Willie Nash was originally arrested on a misdemeanor charge before he entered the Newton County Jail in Decatur, Mississippi, with his cellphone. The now-39-year-old was charged with possession of a cellphone in a county jail and was given 12 years in August 2018.
Will Bardwell, a Southern Poverty Law Center attorney, was hoping to have the Mississippi Supreme Court reconsider its earlier ruling against Nash, but the court declined that motion Thursday. Bardwell considered the ruling a miscarriage of justice and plans to appeal the case to the U.S. Supreme Court.
The sentence is longer than what Mississippi courts would rule for someone charged with second-degree arson or someone who faced a poisoning charge with an intent to kill, Bardwell said in his letter to appeal the sentence in January.
The Mississippi Supreme Court, which has one Black justice on its nine-member panel, had unanimously ruled against Bardwell in January.
That justice, Leslie King, wrote in the earlier decision that the prosecutor and trial judge did not have to punish Nash for the contraband. He wrote the offense was “victimless” and the case demonstrated “a failure of our criminal justice system on multiple levels.”
King said in January that he believed Nash unknowingly entered the jail cell with the mobile phone after officers at the jail did not follow up with booking procedures that would have required them to conduct a strip search and seize Nash’s smartphone. Officers were also required to tell inmates that cellphones are prohibited, King said in his opinion.
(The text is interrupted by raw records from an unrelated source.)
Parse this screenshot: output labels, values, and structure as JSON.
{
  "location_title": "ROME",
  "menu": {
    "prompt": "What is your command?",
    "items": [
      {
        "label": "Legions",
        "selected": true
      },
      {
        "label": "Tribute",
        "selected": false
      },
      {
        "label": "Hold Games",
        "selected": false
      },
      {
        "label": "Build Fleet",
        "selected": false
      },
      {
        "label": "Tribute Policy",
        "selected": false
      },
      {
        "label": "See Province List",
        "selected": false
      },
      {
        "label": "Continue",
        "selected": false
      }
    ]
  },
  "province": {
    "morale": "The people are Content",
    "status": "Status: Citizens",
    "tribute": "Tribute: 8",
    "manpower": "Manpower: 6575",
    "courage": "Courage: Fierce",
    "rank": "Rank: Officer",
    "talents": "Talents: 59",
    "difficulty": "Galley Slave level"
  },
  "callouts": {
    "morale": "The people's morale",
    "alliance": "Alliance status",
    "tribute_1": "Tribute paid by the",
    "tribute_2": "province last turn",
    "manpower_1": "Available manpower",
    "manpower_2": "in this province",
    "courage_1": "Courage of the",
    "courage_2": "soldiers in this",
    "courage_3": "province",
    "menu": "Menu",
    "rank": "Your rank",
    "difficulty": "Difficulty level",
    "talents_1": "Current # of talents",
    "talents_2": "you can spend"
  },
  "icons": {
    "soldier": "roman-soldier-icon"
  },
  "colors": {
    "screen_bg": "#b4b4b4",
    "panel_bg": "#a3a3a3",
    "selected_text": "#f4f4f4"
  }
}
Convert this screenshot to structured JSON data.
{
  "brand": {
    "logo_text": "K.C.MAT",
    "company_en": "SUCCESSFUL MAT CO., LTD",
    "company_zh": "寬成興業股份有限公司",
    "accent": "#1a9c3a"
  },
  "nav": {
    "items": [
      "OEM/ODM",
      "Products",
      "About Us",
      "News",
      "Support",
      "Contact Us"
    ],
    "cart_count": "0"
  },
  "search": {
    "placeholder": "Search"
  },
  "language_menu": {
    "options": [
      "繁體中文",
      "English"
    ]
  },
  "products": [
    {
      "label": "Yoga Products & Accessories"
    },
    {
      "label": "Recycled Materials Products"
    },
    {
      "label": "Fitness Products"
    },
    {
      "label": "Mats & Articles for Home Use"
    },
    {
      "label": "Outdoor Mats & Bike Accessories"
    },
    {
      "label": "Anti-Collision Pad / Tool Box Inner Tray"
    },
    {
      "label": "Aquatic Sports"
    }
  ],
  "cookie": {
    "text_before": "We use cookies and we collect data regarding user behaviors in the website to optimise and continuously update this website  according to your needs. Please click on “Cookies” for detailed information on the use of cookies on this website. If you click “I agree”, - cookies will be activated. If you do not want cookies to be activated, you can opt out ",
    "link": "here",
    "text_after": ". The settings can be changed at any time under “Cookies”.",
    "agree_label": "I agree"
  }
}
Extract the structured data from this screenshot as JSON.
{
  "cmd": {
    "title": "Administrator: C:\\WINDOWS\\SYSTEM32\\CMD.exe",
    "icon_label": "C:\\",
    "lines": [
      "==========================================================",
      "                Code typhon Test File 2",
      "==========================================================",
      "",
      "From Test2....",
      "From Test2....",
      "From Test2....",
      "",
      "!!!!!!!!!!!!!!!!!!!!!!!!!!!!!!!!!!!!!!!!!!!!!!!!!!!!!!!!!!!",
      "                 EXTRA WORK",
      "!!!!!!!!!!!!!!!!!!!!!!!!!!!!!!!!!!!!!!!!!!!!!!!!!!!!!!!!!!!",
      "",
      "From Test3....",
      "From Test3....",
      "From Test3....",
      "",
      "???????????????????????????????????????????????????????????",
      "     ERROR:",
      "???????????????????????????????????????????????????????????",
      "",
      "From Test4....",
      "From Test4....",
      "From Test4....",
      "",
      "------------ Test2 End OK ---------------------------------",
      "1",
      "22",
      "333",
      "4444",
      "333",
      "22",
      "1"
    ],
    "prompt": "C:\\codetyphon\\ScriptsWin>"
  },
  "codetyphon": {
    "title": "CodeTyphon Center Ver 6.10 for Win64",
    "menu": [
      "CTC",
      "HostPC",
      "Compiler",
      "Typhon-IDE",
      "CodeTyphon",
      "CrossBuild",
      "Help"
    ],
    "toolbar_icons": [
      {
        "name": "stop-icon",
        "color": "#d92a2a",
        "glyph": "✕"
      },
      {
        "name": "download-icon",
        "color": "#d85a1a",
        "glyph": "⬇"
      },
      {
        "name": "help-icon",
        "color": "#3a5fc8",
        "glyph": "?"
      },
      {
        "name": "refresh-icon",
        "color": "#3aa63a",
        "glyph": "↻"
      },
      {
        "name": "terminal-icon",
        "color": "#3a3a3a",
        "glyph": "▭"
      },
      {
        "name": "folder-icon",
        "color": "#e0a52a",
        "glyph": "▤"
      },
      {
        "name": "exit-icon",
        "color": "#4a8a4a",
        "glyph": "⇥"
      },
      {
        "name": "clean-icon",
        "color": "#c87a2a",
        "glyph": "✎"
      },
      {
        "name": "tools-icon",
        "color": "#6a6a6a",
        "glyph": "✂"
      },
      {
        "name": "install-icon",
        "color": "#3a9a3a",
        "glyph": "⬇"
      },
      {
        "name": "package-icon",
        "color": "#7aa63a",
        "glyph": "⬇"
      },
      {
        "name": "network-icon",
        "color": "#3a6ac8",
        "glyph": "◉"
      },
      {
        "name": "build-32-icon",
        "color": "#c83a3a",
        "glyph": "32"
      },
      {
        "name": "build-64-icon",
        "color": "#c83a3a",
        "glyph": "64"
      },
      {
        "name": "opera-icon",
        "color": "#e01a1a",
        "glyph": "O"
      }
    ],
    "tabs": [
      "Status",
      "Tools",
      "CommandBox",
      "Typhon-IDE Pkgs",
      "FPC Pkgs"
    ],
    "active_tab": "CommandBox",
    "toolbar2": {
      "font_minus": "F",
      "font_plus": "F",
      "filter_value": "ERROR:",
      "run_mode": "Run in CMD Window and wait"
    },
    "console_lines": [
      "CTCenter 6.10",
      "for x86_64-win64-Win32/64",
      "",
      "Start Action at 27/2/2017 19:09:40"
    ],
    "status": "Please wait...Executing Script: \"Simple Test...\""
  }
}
“But Nash’s behavior was that of a person who did not know this, as he voluntarily showed the officer his phone and asked the officer to charge it for him,” King wrote.
During Nash’s initial sentencing hearing in August 2018 Circuit Court Judge Mark Duncan told Nash he should consider himself fortunate that he did not receive additional time based on almost two decades’ worth of convictions.
Mississippi upholds strict laws regarding prohibited items in a correctional facility. Under the law, cellphones, SIM cards and even chargers are considered the same as drugs and deadly weapons. Those found in violation of the law typically face a maximum sentence of 15 years and a three-year minimum.
“It shows how punitive our system is federally and within states,” Nicole Porter, director of state advocacy for the Sentencing Project, told The Washington Post in January. “It’s a window into the extreme prison terms that many individuals are subject to regardless of circumstances.”